Le sable, une ressource planétaire abondante et gratuite? Pas vraiment… Depuis 10 à 15 ans, 75 à 90 % des plages dans le monde ont disparu en raison de la surexploitation de cette matière. Pourtant, les indicateurs environnementaux utilisés dans l’analyse du cycle de vie ne traduisent pas cette réalité : ils donnent à penser que les stocks de sable dépassent largement nos besoins et qu’en consommer en grande quantité n’a donc aucun impact.
Les travaux de Cécile Bulle, professeure au Département de stratégie, responsabilité sociale et environnementale de l’UQAM et cotitulaire de la Chaire internationale sur le cycle de vie du CIRAIG, et de son étudiante, Camille Chabas, montrent toutefois que si on ne change pas certaines habitudes, la planète aura épuisé ses stocks de sable dans 95 ans.

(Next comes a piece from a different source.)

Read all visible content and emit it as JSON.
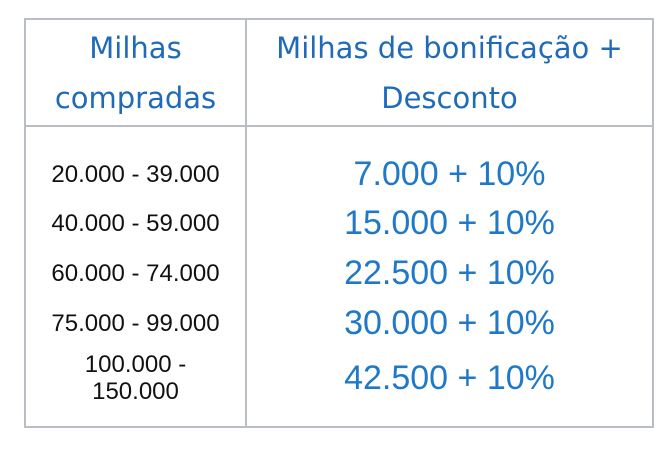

Le sable est en effet la deuxième ressource la plus utilisée par l’homme, après l’eau. Les résultats obtenus par la professeure Bulle indiquent qu’il y a une concurrence féroce autour de l’exploitation de cette matière, utilisée majoritairement pour faire du béton. Le hic, c’est que le sable du désert – disponible en grande quantité – est trop fin et trop rond pour être transformé en béton. Les producteurs utilisent donc le sable des rivières et de la mer, et tout le monde exploite ces mêmes stocks, qui diminuent rapidement.
La chercheuse et son étudiante ont intégré ces différents usages et les propriétés du sable dans un modèle préalablement développé par leur laboratoire pour analyser les fonctionnalités et l’épuisement des ressources naturelles. Elles ont dû utiliser une estimation des stocks de sable terrestre, marin et industriel, pour lesquels il existe très peu de données précises. Elles ont aussi incorporé des paramètres comme la taille des grains de sable et les propriétés chimiques recherchées par les différents utilisateurs.
Actuellement, Cécile Bulle et des collègues français sont en train de raffiner le modèle afin de pouvoir l’adapter à l’analyse du cycle de vie de différents produits à l’échelle locale – les ponts, et les routes, par exemple.
La professeure Bulle espère que le modèle amènera ultimement les utilisateurs à tenir compte de l’enjeu de l’épuisement du sable afin d’éviter de vider les stocks planétaires.